Notons  que l'auteur affirme que la précision est du centième de millimètre ( page 10 de son article) et (page 11) que la précision est de  deux centième de millimètre pour le pied à coulisse. Les deux assertions sont contradictoires. On ne peut avoir une précision au centième de millimètres en utilisant un instrument de mesure ayant une précision de 0,02 mm.
Pourtant, ceci n'est rien. Pour obtenir ses pourcentages de similarité, Brice Poreau introduit des indices comme étant un rapport de longueur. Le rapport ne change pas si l'on respecte les proportions  ; il permet de comparer des portraits à des échelles différentes. L'intention est louable. Le problème, c'est la réalisation. En observant le tableau 3 on constate que certaines longueurs sont plus utilisées que d'autres. Par exemple L36, 5 fois au dénominateur, L30, 3 fois au numérateur tandis que L33 n'intervient nulle part. L'indice I24 = L35/L36 est l'inverse de I25 = L36/L35. On est dans le domaine de la fantaisie. Il y a plus sidérant encore  : des erreurs grossières de calculs. J'en signalerai une parmi d'autres . D'après la tableau 2 de notre chercheur  : L35 = 143,08 et L36 =134,12 et d'après la tableau 3 : I24= 99,24 alors que 143,08/134,12 = 106,68.




Mais le sommet  est atteint quand on observe la manière dont Brice Poreau calcule son pourcentage de similarité. Il fait d'abord la différence des indices et calcule ensuite la somme algébrique qu'il divise par le nombre d'indices. Le problème est que cette somme algébrique n'a aucun sens. Un schéma permet de le comprendre  :




Les indices peuvent se compenser. Dans la représentation donnée, les longueurs rouges et les longueurs bleues se retranchent. Ce qui fait qu'avec un indice de similarité nul on a un pourcentage de similarité de 100% pour des séries très dissemblables. Voici un exemple qui donne 100%  :





La longueur totale des segments rouges est égale à la longueur totale des segments bleus conduisant à un indice de similarité nul. On peut réaliser avec cette méthode des portraits de Rimbaud ayant un pourcentage de similarité de 100% avec celui de la photographie d'Aden, ce qui a été réalisé pour l'image reproduite en tête de l'article.

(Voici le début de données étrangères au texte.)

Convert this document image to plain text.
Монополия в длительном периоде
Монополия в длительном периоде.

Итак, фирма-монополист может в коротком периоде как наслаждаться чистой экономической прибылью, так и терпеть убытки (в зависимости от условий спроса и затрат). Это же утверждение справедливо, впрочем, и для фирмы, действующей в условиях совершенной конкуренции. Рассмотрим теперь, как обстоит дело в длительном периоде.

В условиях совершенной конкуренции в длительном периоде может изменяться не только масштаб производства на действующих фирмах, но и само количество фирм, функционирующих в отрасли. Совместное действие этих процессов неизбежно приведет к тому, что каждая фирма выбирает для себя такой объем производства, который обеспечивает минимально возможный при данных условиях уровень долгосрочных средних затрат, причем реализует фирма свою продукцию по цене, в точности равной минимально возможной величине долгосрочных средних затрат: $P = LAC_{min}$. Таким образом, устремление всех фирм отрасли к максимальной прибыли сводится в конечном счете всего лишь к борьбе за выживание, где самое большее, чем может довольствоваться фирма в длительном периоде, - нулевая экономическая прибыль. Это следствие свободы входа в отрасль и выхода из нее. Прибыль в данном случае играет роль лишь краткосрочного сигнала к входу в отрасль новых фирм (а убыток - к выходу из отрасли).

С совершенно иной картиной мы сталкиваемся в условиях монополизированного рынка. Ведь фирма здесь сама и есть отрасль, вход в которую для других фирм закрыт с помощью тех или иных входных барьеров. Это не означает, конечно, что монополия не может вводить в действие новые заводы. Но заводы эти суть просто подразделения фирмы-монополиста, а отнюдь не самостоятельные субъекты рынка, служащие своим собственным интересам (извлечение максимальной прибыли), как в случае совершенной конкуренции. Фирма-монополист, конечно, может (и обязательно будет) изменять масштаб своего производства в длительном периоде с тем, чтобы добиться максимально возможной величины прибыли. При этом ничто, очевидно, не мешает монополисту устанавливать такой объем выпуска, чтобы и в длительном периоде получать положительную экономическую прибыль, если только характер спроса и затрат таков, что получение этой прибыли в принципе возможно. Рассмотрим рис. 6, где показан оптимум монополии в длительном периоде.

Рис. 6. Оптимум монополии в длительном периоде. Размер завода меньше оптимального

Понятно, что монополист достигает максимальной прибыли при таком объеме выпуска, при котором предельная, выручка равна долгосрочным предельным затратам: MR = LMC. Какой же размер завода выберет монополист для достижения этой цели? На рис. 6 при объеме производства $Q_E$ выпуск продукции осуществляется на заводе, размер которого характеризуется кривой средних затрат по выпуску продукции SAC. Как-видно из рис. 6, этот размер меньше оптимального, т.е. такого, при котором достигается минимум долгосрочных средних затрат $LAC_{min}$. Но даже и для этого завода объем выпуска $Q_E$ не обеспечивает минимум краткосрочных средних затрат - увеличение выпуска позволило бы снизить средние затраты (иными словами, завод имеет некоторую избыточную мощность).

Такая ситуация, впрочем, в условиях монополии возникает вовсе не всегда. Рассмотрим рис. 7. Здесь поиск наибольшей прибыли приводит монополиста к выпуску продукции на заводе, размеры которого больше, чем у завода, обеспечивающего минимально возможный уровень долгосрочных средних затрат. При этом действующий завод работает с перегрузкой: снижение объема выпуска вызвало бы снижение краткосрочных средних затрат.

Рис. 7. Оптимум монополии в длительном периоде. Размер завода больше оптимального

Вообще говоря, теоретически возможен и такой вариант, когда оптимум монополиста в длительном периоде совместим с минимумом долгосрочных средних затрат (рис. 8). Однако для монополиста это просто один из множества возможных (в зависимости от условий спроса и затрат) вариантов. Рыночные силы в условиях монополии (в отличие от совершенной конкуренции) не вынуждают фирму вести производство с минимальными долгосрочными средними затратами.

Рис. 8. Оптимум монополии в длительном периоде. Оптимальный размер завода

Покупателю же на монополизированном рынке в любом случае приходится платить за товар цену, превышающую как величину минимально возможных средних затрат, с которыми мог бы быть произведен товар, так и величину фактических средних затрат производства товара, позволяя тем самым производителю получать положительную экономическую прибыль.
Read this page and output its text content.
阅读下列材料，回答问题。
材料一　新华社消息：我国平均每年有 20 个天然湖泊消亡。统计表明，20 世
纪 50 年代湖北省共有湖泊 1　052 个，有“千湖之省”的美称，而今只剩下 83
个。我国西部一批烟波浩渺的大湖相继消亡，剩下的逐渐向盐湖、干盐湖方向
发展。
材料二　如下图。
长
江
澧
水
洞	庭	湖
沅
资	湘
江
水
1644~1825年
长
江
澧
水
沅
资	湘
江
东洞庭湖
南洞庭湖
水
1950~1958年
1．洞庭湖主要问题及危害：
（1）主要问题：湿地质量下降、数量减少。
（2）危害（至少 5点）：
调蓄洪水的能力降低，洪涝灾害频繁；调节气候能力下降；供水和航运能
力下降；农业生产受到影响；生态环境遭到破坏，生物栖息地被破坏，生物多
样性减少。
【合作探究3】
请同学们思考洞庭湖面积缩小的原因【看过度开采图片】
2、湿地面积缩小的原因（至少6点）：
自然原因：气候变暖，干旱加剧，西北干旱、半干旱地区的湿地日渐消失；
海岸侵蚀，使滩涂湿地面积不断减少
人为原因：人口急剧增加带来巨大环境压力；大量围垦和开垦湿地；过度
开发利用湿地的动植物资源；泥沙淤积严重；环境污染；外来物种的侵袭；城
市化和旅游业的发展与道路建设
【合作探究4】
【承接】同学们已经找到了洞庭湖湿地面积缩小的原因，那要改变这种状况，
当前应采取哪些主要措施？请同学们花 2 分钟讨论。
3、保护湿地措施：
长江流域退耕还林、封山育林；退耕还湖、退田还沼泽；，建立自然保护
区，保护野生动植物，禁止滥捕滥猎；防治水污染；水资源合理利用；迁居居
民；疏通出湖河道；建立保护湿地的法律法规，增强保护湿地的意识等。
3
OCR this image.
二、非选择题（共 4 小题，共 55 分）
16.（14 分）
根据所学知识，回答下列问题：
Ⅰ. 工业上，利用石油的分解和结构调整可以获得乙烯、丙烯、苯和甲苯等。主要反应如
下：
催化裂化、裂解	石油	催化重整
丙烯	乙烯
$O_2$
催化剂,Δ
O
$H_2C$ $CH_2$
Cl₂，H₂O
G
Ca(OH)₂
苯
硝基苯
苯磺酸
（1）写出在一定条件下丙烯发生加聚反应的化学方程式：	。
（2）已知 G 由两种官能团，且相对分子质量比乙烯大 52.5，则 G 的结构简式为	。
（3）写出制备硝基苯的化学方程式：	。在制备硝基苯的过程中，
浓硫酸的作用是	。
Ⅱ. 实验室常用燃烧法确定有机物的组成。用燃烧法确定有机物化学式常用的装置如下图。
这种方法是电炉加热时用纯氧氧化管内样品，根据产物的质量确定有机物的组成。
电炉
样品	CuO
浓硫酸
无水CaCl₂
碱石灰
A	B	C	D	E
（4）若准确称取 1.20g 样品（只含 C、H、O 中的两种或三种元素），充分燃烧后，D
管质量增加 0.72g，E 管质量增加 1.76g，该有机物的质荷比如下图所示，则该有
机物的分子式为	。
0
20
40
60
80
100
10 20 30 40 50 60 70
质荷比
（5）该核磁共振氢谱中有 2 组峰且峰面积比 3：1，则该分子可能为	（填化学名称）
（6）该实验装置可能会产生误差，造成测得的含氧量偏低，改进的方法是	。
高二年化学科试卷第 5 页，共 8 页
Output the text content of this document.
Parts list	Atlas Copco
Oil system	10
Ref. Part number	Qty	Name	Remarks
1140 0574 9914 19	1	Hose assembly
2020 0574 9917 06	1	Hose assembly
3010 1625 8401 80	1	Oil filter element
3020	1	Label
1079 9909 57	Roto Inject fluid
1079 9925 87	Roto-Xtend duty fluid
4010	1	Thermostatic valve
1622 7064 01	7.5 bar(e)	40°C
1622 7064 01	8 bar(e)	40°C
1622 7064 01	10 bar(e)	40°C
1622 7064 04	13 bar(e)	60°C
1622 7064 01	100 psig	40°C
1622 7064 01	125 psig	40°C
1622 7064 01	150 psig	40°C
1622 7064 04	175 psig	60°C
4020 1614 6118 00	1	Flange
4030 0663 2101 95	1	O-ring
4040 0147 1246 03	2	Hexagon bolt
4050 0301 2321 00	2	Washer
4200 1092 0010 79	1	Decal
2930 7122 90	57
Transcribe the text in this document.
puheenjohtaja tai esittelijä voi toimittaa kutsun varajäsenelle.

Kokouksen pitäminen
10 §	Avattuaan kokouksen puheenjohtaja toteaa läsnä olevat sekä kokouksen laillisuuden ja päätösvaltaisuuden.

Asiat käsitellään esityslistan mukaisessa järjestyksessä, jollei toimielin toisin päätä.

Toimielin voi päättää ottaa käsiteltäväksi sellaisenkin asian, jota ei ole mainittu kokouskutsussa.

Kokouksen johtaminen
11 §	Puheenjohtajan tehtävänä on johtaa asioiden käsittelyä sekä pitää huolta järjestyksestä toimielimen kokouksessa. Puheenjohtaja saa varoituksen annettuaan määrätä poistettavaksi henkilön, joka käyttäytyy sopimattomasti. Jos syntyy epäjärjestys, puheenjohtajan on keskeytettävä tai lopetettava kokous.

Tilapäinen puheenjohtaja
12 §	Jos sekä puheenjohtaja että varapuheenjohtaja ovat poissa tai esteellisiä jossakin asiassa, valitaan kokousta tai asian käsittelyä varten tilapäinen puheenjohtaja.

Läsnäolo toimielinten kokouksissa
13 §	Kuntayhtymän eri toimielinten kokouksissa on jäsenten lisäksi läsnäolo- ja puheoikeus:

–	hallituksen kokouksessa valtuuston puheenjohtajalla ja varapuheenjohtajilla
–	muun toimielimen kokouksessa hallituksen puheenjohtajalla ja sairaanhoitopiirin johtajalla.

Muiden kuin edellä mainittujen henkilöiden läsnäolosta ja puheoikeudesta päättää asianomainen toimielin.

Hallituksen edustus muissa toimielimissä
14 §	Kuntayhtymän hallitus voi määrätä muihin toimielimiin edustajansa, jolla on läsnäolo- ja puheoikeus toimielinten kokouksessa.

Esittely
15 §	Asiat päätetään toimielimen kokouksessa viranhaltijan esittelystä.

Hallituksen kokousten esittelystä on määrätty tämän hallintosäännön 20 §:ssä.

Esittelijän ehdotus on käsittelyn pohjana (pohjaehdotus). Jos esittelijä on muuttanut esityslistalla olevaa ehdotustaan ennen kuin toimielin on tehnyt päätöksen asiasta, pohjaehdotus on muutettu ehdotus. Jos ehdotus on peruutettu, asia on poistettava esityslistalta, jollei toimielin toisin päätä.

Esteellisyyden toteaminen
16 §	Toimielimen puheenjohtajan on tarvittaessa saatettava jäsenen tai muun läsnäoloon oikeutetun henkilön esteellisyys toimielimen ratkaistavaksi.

Le tableau ci-dessus montre comment le score de similarité donne arbitrairement un pourcentage de similitude.  Observons une singularité qu'il faut voir à la loupe. Dans la dernière colonne on saute de 12% à 10%. Donc pas de 11%. On comprend que l'auteur veuille finir son tableau par 0%. Il ne le dit pas. Le score varie de 1 à 10. Comme le score peut être négatif on comprend aussi que l'auteur prenne la valeur absolue sans le dire. Aucune justification n'est donnée pour l'intervalle de 1 à 10. C'est purement arbitraire  ; un autre intervalle donnerait des résultats très différents. 

On peut, c'est connu «  faire dire n'importe quoi aux chiffres  ». Surtout quand ils sont faux aurait ajouté Pierre Dac.

Il faut se  féliciter que l'université Claude Bernard Lyon 1 ait supprimé le laboratoire d'anthropologie  qui avait publié la prétendue démonstration de Brice Poreau. Par ailleurs, la presse qui en a rendu compte  ne pouvait pas soupçonner ce que je révèle aujourd'hui. Une mise au point serait la bienvenue.


Je me suis exprimé dans cet article en tant que mathématicien et je précise que le logiciel qui a permis de réaliser les images est le logiciel R version 3.0.2 ( 2013-09-25) utilisé en morphométrie.

Mise à jour du 9 mars. 
Le nouveau lien que  nous avons donné (ligne 18) concernant l'article de Brice Poreau fonctionne à présent. Par ailleurs, nous avons mis les liens concernant tous les journaux. Nous invitons le lecteur à vérifier que tous les liens vers l'article de Brice Poreau donnés dans la presse sont à présent supprimés. C'est la raison pour laquelle nous offrons au lecteur la possibilité de lire cet article.